Circundamos el promontorio a la carrera, tarzaneando contra el frío y voceando al vendaval. Se ha hecho tarde. Desistimos de ir a comer a la plaza porticada de Forcall. En la de Ares, mucho más modesta, el hotel-restaurante con el nombre del pueblo oferta un menú de 9 euros. Ensalada mixta para los cuatro, tres platos de lentejas y uno de spaghettis, dos carrilladas y dos conejos en salsa, y para finalizar, dos pasteles de turrón y chocolate, una cuajada y un postre de músico. El vino, manchego y bebible, tiene el nombre de Batuta, como el gran viajero musulmán del siglo XIV. Todo bueno, bonito y barato. Una grata experiencia que no contraviene el facilón, e inoportuno, lema turístico de la localidad, se supone que lanzado coincidiendo con la feliz intervención en el paseo: Ares del Maestrat, Estat del Benestar. Unos parroquianos a los que pregunto por el pareado ponen cara de que la cosa no va con ellos, y dejan caer que el eslogan no ha llegado a cobrar vuelo.

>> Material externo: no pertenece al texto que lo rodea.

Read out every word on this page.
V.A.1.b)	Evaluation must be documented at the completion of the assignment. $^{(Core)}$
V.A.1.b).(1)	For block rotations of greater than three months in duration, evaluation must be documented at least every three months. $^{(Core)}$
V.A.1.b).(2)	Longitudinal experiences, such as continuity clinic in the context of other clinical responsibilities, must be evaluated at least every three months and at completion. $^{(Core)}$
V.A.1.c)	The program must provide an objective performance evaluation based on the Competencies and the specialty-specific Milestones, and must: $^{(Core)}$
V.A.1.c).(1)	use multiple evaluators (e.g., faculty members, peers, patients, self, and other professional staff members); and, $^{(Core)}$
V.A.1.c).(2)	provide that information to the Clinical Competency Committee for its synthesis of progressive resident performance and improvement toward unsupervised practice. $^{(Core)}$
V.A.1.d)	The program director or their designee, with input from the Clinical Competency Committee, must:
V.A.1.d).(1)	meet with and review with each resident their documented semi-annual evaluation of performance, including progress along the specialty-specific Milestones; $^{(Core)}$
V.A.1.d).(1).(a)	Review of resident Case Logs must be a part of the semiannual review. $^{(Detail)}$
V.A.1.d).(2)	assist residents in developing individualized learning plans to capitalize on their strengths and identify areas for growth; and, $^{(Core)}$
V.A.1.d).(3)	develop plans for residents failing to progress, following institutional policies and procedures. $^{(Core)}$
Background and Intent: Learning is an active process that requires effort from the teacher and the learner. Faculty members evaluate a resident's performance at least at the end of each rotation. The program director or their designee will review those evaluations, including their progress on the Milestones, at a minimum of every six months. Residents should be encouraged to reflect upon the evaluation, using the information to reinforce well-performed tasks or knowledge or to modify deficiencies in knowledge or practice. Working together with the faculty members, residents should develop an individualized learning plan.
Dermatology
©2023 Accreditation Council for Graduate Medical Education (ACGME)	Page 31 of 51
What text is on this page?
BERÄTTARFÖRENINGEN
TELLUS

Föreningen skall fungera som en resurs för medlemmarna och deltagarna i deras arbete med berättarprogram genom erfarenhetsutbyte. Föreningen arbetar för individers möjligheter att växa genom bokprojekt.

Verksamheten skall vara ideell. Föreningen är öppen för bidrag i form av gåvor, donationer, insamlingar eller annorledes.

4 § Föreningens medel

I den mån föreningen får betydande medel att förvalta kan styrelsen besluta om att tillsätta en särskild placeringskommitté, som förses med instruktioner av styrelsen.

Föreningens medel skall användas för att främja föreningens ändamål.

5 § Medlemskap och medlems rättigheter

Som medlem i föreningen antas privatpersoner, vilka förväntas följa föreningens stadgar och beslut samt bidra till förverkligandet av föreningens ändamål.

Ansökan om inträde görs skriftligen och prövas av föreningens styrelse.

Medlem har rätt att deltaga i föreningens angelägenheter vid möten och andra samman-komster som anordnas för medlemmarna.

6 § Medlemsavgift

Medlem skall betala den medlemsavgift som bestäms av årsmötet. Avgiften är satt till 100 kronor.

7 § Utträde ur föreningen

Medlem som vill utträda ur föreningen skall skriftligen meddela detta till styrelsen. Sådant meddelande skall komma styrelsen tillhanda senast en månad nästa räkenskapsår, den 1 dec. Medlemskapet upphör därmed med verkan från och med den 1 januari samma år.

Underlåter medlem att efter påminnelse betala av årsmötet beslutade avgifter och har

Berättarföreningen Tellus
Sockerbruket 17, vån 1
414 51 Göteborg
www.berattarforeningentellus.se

Ya en el coche, avanzando hacia Morella, comentamos la ocurrencia, pero sin hacer sangre. La ramplonería de la promoción turística de Castellón es proverbial, y del todo lógica a tenor de la clase política que lleva decenios mandando en la Diputación, con el inefable Carlos Fabra como modelo de gestión y referente ético. Ya lo decía Tomás de Quincey, uno comienza erigiéndose un aeropuerto y acaba creando o validando joyas publicitarias como “Las costa del Azahar. La costa que te gusta” o “Castellón, deja que te tiente”. Decididamente, a los creativos del PP les gusta el sonido de la “t”, definida fonéticamente como consonante dental, oclusiva y sorda. Ellos, o Fabra, sabrán por qué, si por dental, por oclusiva o por sorda…De todos modos, vale ya de comentarios maliciosos. Hemos pasado los desvíos a Forcall y Cincotorres y, perdiendo luz, avanzamos hacia el este, para tomar la N-232 en dirección a Vinaròs, entre campos de cereal que ya verdean y terrenos vallados en los que pastan vacas de diferentes razas y colores. Y después de una curva surge a la izquierda la escarpadura urbana de Morella, entre blanca, marrón, gris y azul, entre pueblo y ciudad, entre turística y encerrada en sí misma. Nos gusta, nos tienta y sin duda estaríamos bien en ella, pero la dejamos de lado, y no por dar en los morros a la publicidad institucional castellonense. Sabemos que se queda ahí, accesible y recoleta, salvo cuando, cada seis años, enloquece a mediados de agosto. Cualquier día de primavera volvemos a subir al castillo…Ahora nos toca descender el puerto de Querol, pasar por el santuario de Vallivana, llegar a Xert, tomar el desvío a Sant Mateu y, desde allí, llegar a casa para encender la estufa de leña.